Registering the finger print of a voter during a ceremony launching the new general census in yamoussoukro, Côte d’Ivoire Photos: AFP/Getty Images
Passport to growth
By By Wendy Atkins | Published: 28 December, 2009
Advances in biometric identification technology could be used by African governments to improve social and political inclusion and spur economic development on the continent
Biometric and smart card technologies have moved out of the realms of science fiction to become common place in the developed world. Now developing economies are getting in on the act, with sub-Saharan African governments starting to deploy them in their territories to help promote economic empowerment, drive democracy and aid economic development. Some, such as Kenya, remain at the tendering stage, but others, including Senegal and South Africa, are already in the process of deploying the technologies.
Smart card and biometric technologies are now being used in a number of locations such as for driving licences in Ghana; national ID cards in Rwanda; biometric ePassports in Côte d’Ivoire; eHealth systems in Gabon; and biometric voting systems in the Democratic Republic of Congo. African governments that decide to adopt biometrics typically opt for either face or fingerprint recognition.
“In many cases face has dominated because new laws don’t need to be passed to take someone’s picture,” says Joseph Atick, chief strategic officer of L-1 Identification. “Fingerprints are also being adopted because of their accuracy.”
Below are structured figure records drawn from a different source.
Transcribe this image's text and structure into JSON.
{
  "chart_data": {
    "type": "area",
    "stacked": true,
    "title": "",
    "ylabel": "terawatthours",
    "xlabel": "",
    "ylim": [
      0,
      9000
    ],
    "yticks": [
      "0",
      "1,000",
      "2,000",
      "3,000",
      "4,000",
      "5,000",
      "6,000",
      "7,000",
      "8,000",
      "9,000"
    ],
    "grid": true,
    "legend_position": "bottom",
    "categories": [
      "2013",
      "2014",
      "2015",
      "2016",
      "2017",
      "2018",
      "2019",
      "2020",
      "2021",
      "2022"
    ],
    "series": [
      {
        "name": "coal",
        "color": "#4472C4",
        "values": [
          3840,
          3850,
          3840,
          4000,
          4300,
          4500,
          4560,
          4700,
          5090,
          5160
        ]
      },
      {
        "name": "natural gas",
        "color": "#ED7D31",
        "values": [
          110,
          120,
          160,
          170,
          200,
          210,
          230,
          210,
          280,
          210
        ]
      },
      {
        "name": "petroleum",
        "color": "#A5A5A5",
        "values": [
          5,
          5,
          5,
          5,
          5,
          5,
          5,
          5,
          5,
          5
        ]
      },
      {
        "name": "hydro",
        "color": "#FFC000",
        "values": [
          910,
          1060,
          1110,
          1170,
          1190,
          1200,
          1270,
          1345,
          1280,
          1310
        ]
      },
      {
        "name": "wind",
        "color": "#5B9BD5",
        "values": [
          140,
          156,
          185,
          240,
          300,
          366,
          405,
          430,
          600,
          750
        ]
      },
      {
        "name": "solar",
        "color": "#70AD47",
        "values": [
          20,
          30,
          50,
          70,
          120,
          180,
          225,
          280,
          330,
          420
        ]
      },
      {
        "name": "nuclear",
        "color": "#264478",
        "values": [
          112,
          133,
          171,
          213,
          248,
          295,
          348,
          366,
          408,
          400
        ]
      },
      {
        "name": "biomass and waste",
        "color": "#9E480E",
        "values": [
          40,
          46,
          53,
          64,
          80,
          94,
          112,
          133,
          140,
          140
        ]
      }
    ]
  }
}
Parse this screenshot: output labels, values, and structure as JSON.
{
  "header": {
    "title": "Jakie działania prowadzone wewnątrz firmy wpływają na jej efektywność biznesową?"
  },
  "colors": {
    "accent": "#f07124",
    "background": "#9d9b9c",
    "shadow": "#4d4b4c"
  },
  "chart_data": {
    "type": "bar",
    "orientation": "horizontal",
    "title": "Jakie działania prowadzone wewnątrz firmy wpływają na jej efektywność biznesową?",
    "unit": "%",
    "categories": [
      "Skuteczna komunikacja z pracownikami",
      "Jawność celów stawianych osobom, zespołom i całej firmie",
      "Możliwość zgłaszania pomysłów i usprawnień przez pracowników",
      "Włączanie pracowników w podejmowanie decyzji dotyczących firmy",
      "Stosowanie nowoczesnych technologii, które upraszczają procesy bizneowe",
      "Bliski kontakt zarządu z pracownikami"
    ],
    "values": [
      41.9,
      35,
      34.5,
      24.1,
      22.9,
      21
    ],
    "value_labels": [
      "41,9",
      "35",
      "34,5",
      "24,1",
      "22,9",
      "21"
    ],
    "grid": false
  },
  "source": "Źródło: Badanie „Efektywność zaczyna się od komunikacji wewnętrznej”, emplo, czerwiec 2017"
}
But as Terry Dunmire, principal and board member at Citizengate, points out, it is vital to ensure that the needs of every part of society are taken into consideration: “Governments need to have a system in place to deal with the percentage of the population that is disabled, wounded or have lost fingers.”
“The key word is inclusion,” says Dr Atick. He believes that electoral procedures have been the main beneficiary of the technologies so far, but their possibilities are now being explored for other citizenship applications. “If you go to the bank and don’t have an ID, you might not be able to benefit from the loans and other services it can offer. So African citizens understand the implication of secure ID: having a trusted identity makes border crossing easer. They realise that driving licences that can be used as an ID for cross-border travel are important. A national ID that can be used for banking is very important and, in the long-term, ePassports that can allow Africans to travel outside their country will become important.”
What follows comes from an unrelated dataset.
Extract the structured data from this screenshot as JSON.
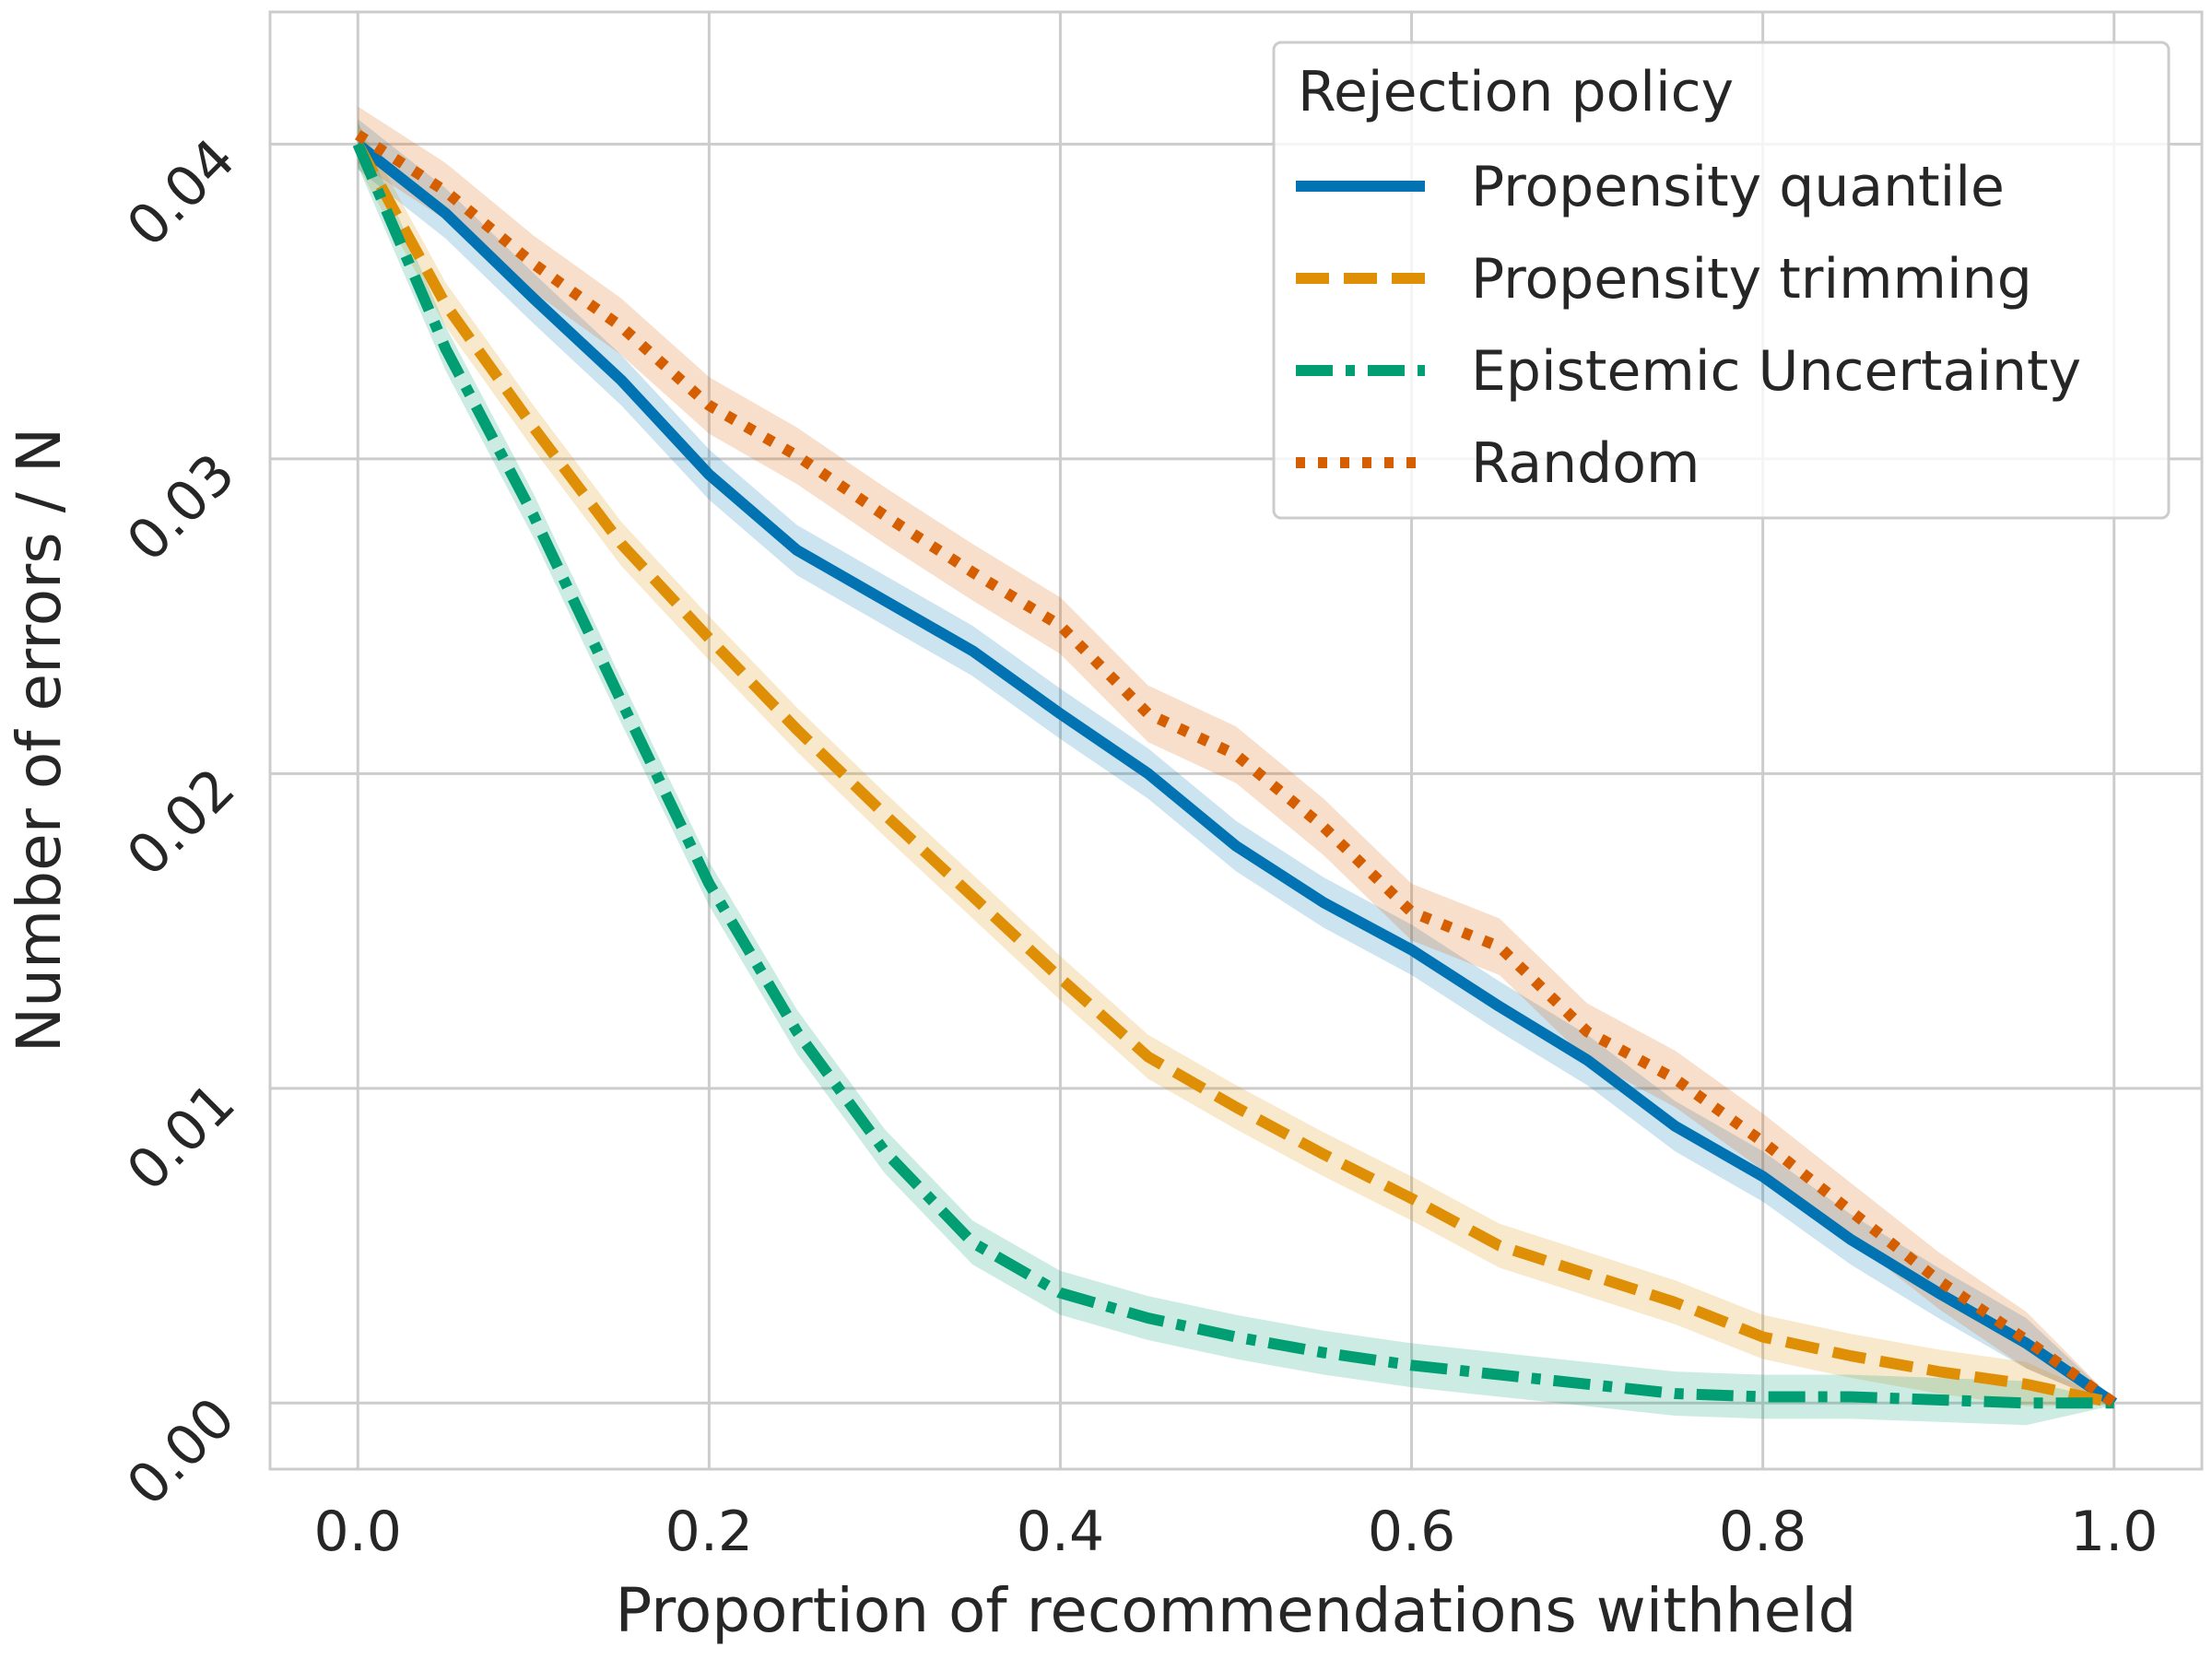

This role in social inclusion can also enhance the role of individuals in the political process. “Being able to ensure the integrity of the electoral process is particularly important for maintaining democracy, holding peaceful elections and building confidence in your country among international investors,” says Paul Marin, regional director for sub-Saharan Africa at the US Trade and Development Agency.
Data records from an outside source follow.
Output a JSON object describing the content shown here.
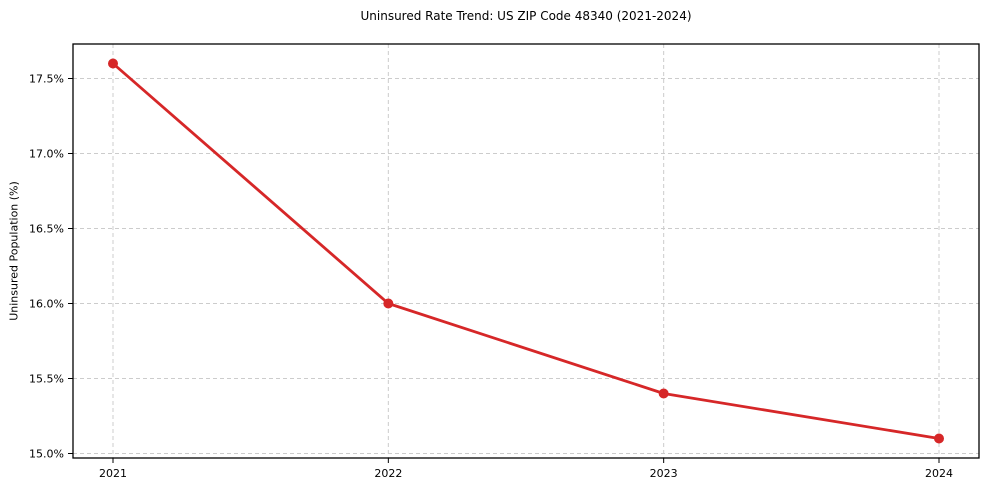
{
  "chart_data": {
    "type": "line",
    "title": "Uninsured Rate Trend: US ZIP Code 48340 (2021-2024)",
    "xlabel": "",
    "ylabel": "Uninsured Population (%)",
    "x": [
      2021,
      2022,
      2023,
      2024
    ],
    "xtick_labels": [
      "2021",
      "2022",
      "2023",
      "2024"
    ],
    "values": [
      17.6,
      16.0,
      15.4,
      15.1
    ],
    "yticks": [
      15.0,
      15.5,
      16.0,
      16.5,
      17.0,
      17.5
    ],
    "ytick_labels": [
      "15.0%",
      "15.5%",
      "16.0%",
      "16.5%",
      "17.0%",
      "17.5%"
    ],
    "ylim": [
      14.97,
      17.73
    ],
    "grid": true,
    "grid_style": "dashed",
    "legend_position": "none",
    "line_color": "#d62728",
    "marker": "circle",
    "grid_color": "#cccccc",
    "spine_color": "#000000",
    "background_color": "#ffffff"
  }
}
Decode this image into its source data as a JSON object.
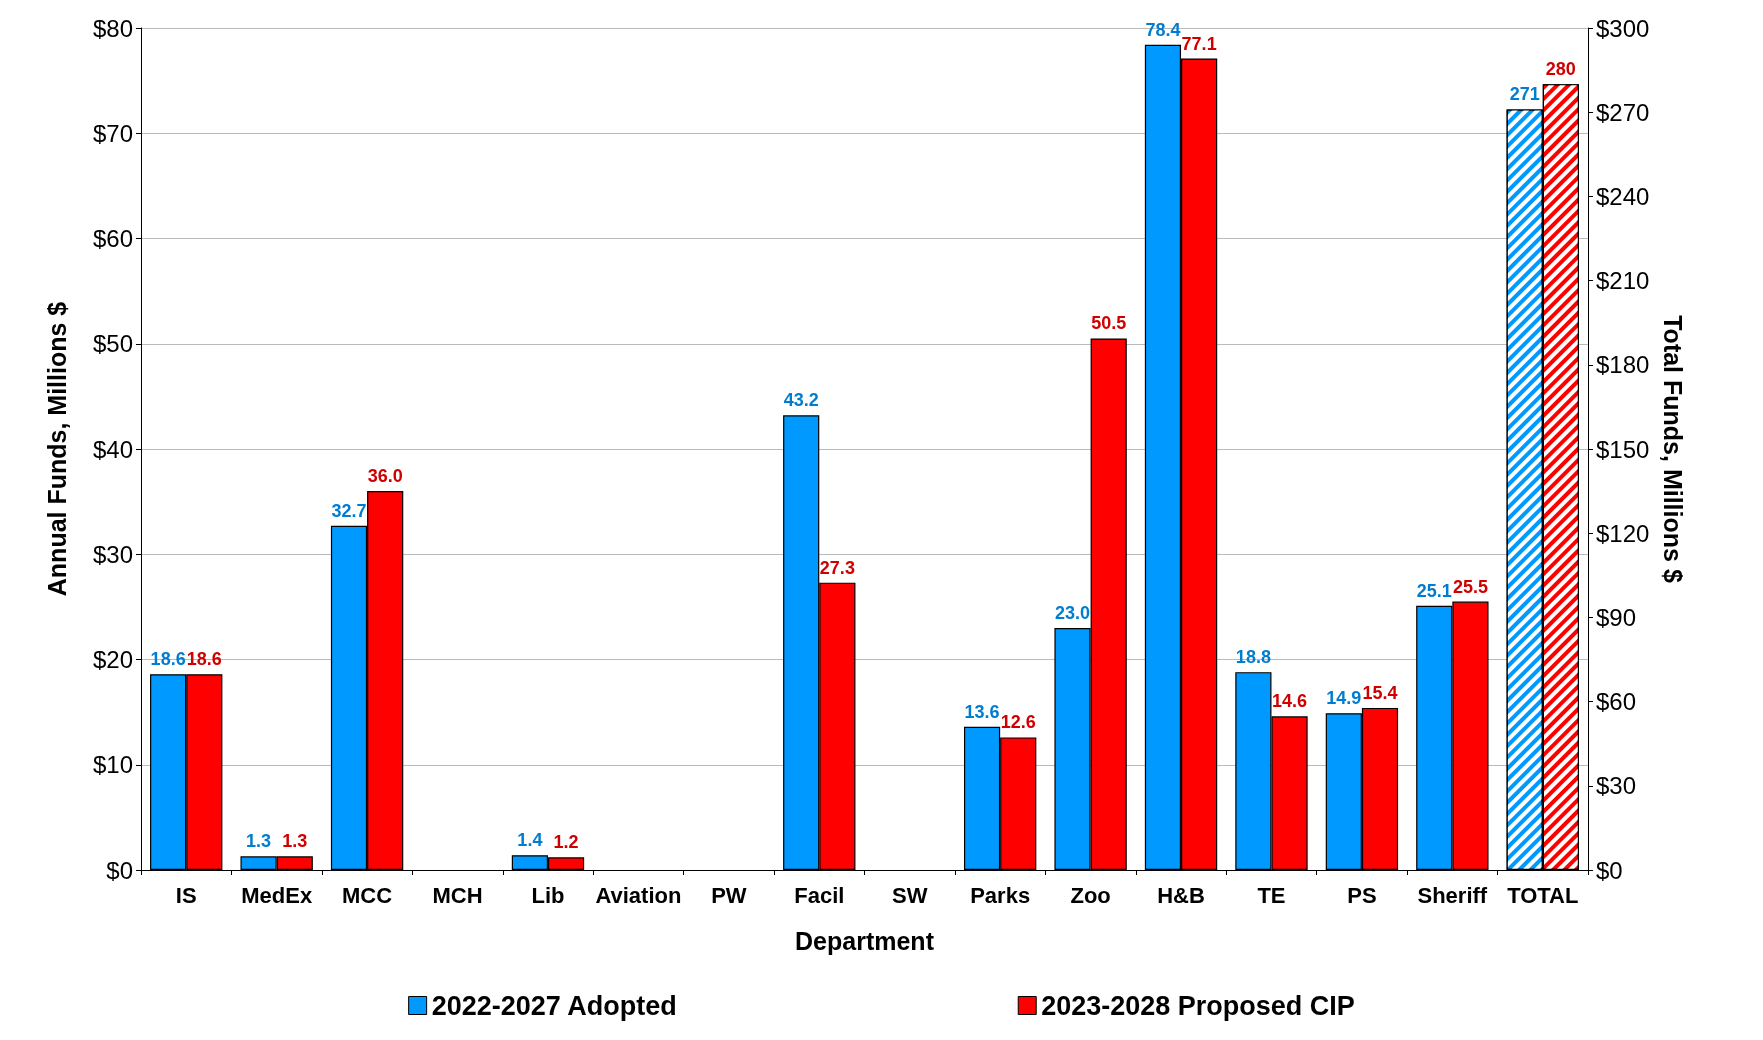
{
  "chart_data": {
    "type": "bar",
    "xlabel": "Department",
    "ylabel": "Annual Funds, Millions $",
    "y2label": "Total Funds, Millions $",
    "categories": [
      "IS",
      "MedEx",
      "MCC",
      "MCH",
      "Lib",
      "Aviation",
      "PW",
      "Facil",
      "SW",
      "Parks",
      "Zoo",
      "H&B",
      "TE",
      "PS",
      "Sheriff",
      "TOTAL"
    ],
    "series": [
      {
        "name": "2022-2027 Adopted",
        "color": "#0099ff",
        "values": [
          18.6,
          1.3,
          32.7,
          null,
          1.4,
          null,
          null,
          43.2,
          null,
          13.6,
          23.0,
          78.4,
          18.8,
          14.9,
          25.1,
          null
        ],
        "value_labels": [
          "18.6",
          "1.3",
          "32.7",
          null,
          "1.4",
          null,
          null,
          "43.2",
          null,
          "13.6",
          "23.0",
          "78.4",
          "18.8",
          "14.9",
          "25.1",
          null
        ]
      },
      {
        "name": "2023-2028 Proposed CIP",
        "color": "#ff0000",
        "values": [
          18.6,
          1.3,
          36.0,
          null,
          1.2,
          null,
          null,
          27.3,
          null,
          12.6,
          50.5,
          77.1,
          14.6,
          15.4,
          25.5,
          null
        ],
        "value_labels": [
          "18.6",
          "1.3",
          "36.0",
          null,
          "1.2",
          null,
          null,
          "27.3",
          null,
          "12.6",
          "50.5",
          "77.1",
          "14.6",
          "15.4",
          "25.5",
          null
        ]
      },
      {
        "color": "#0099ff",
        "axis": "y2",
        "values": [
          null,
          null,
          null,
          null,
          null,
          null,
          null,
          null,
          null,
          null,
          null,
          null,
          null,
          null,
          null,
          271
        ],
        "value_labels": [
          null,
          null,
          null,
          null,
          null,
          null,
          null,
          null,
          null,
          null,
          null,
          null,
          null,
          null,
          null,
          "271"
        ]
      },
      {
        "color": "#ff0000",
        "axis": "y2",
        "values": [
          null,
          null,
          null,
          null,
          null,
          null,
          null,
          null,
          null,
          null,
          null,
          null,
          null,
          null,
          null,
          280
        ],
        "value_labels": [
          null,
          null,
          null,
          null,
          null,
          null,
          null,
          null,
          null,
          null,
          null,
          null,
          null,
          null,
          null,
          "280"
        ]
      }
    ],
    "ylim": [
      0,
      80
    ],
    "yticks": [
      {
        "value": 0,
        "label": "$0"
      },
      {
        "value": 10,
        "label": "$10"
      },
      {
        "value": 20,
        "label": "$20"
      },
      {
        "value": 30,
        "label": "$30"
      },
      {
        "value": 40,
        "label": "$40"
      },
      {
        "value": 50,
        "label": "$50"
      },
      {
        "value": 60,
        "label": "$60"
      },
      {
        "value": 70,
        "label": "$70"
      },
      {
        "value": 80,
        "label": "$80"
      }
    ],
    "y2lim": [
      0,
      300
    ],
    "y2ticks": [
      {
        "value": 0,
        "label": "$0"
      },
      {
        "value": 30,
        "label": "$30"
      },
      {
        "value": 60,
        "label": "$60"
      },
      {
        "value": 90,
        "label": "$90"
      },
      {
        "value": 120,
        "label": "$120"
      },
      {
        "value": 150,
        "label": "$150"
      },
      {
        "value": 180,
        "label": "$180"
      },
      {
        "value": 210,
        "label": "$210"
      },
      {
        "value": 240,
        "label": "$240"
      },
      {
        "value": 270,
        "label": "$270"
      },
      {
        "value": 300,
        "label": "$300"
      }
    ],
    "grid": "y",
    "legend": "bottom"
  }
}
The DRC rolled out biometric voter technology in 2005. According to Zetes, one of the suppliers to the scheme, 26m people were enrolled into the system over six months in 2005. During enrolment, citizens were issued a voter card containing their fingerprint and biographical data. The company then ran an automated fingerprint identification system to check whether there were any duplicate entries. “Having consolidated all the data centrally, we then created a blacklist with the details of those individuals who had applied for several voters’ cards. These were then taken off the voter list and the individuals were jailed if they turned up on election day,” says Ronny Depoortere, senior vice president at Zetes.